HCE Posted December 3, 2024 Posted December 3, 2024 We have a 403(b) Plan that is a multiple employer plan (MEP). Under SECURE 2.0, new 403(b) Plans (established after 12/29/2022) are required to include auto-enrollment/auto-escalation. Would this apply to new employers who join the MEP? The MEP itself is not a new plan, but would a new employer who joins the MEP be considered to have started a new plan by joining the MEP? Are there any exceptions or ways out of this new requirement? While different employers in the MEP do have some flexibility regarding the MEP, its much easier if the MEP is mostly uniform across all participating employers (so having auto-enrollment/escalation for some and not others makes it more complex to administer). While we're at it, is there any way around the Long-Term Part-Term rules? I don't think so, but figured I'd ask while I'm here. EDIT: According to Notice 2024-02 (https://www.irs.gov/pub/irs-drop/n-24-02.pdf), it looks like an employer joining a MEP after 12/29/2022 is treated as starting a new plan. There is a possible exemption if the employer joining the MEP already had a pre-12/29/2022 plan and is treated as merging into the MEP, the employer can treat the MEP as a continuation of the older plan, rather than a new plan. I think this answers my question -- whether you agree or disagree I appreciate your comments!
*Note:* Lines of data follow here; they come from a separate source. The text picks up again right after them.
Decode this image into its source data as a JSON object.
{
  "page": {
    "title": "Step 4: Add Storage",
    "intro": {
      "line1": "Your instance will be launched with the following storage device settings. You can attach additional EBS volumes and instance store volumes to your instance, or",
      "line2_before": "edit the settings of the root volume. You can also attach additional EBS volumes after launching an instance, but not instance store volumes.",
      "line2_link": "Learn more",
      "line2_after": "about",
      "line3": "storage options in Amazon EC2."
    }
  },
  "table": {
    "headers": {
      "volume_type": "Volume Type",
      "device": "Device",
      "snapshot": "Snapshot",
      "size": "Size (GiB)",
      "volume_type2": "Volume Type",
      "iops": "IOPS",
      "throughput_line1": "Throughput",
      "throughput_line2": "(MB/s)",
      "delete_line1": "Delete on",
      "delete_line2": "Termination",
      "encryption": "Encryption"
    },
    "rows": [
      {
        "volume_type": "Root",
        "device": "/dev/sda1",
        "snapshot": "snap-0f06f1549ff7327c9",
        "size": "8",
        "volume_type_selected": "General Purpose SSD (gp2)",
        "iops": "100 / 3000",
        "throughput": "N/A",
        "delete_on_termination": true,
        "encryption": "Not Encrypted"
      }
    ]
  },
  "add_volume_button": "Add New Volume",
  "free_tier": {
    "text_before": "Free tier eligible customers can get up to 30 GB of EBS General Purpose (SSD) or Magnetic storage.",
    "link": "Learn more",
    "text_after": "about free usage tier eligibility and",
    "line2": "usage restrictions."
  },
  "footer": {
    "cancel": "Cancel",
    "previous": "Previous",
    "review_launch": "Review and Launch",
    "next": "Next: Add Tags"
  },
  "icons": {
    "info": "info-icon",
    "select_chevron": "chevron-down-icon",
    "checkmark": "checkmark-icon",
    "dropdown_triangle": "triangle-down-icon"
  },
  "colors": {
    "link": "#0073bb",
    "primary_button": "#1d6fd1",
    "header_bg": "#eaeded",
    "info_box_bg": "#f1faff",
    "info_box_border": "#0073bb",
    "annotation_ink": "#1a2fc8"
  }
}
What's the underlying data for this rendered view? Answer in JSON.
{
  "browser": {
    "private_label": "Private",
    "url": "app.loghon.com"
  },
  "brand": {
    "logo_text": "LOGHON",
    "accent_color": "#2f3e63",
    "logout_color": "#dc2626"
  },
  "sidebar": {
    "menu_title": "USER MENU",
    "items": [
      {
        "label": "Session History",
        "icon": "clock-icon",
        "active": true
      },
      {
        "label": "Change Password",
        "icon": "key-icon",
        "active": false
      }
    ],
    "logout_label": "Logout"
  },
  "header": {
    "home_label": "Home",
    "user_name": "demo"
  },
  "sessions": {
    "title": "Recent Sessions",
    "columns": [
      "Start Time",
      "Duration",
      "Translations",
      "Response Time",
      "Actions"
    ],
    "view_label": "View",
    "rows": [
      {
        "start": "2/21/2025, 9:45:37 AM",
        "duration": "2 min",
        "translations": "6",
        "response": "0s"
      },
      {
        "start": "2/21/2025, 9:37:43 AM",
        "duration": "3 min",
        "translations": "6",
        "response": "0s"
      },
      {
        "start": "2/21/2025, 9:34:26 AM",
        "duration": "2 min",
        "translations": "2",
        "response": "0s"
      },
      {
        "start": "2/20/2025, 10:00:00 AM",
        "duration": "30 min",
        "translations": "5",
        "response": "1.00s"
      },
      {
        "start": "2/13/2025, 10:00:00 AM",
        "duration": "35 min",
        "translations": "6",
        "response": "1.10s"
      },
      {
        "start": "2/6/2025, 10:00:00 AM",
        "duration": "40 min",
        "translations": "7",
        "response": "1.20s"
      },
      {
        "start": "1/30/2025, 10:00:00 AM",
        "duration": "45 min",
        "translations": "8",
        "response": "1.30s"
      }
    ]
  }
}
Peter Gulia Posted December 3, 2024 Posted December 3, 2024 “Subparagraph [414A(c)(2)](A) [excepting an arrangement established before December 29, 2022] shall not apply in the case of an employer adopting after [December 29, 2022] a plan maintained by more than one employer, and subsection [414A](a) shall apply with respect to such employer as if such plan were a single plan.” Internal Revenue Code of 1986 (26 U.S.C.) § 414A(c)(2)(B). “In the case of a plan maintained by more than 1 employer, subparagraphs [414A(c)(4)](A) [excepting an employer in existence for less than three years] and [414A(c)(4)](B) [excepting an employer until after it “normally employed more than 10 employees”] shall be applied separately with respect to each such employer.” Internal Revenue Code of 1986 (26 U.S.C.) § 414A(c)(4)(C). http://uscode.house.gov/view.xhtml?req=(title:26 section:414A edition:prelim) OR (granuleid:USC-prelim-title26-section414A)&f=treesort&edition=prelim&num=0&jumpTo=true (There are IRS interpretations on those points.) But a multiple-employer plan’s governing documents might provide that every participating employer adopts an eligible automatic contribution arrangement designed to meet § 414A(a), even if some employers’ participations need not meet that tax-qualification condition. Whether that plan design is a helpful or harmful business strategy might be the multiple-employer plan’s sponsor’s business decision. Peter Gulia PC Fiduciary Guidance Counsel Philadelphia, Pennsylvania 215-732-1552 Peter@FiduciaryGuidanceCounsel.com
G8Rs Posted December 4, 2024 Posted December 4, 2024 As to your auto-enrollment question the, one item not addressed in the notice is whether a pre-enactment single employer plan that adopts a post-enactment MEP is subject to auto-enrollment. It is likely that based on an interpretation of the statute, the plan would be subject to auto-enrollment. So, even though it may be a merger into the MEP, if it's a post-enactment MEP, then auto enrollment likely applies (unless the employer falls under the new business or small employer exceptions). Agree with you that there is no way around the LTPE rules, unless it's a non-ERISA 403(b) plan.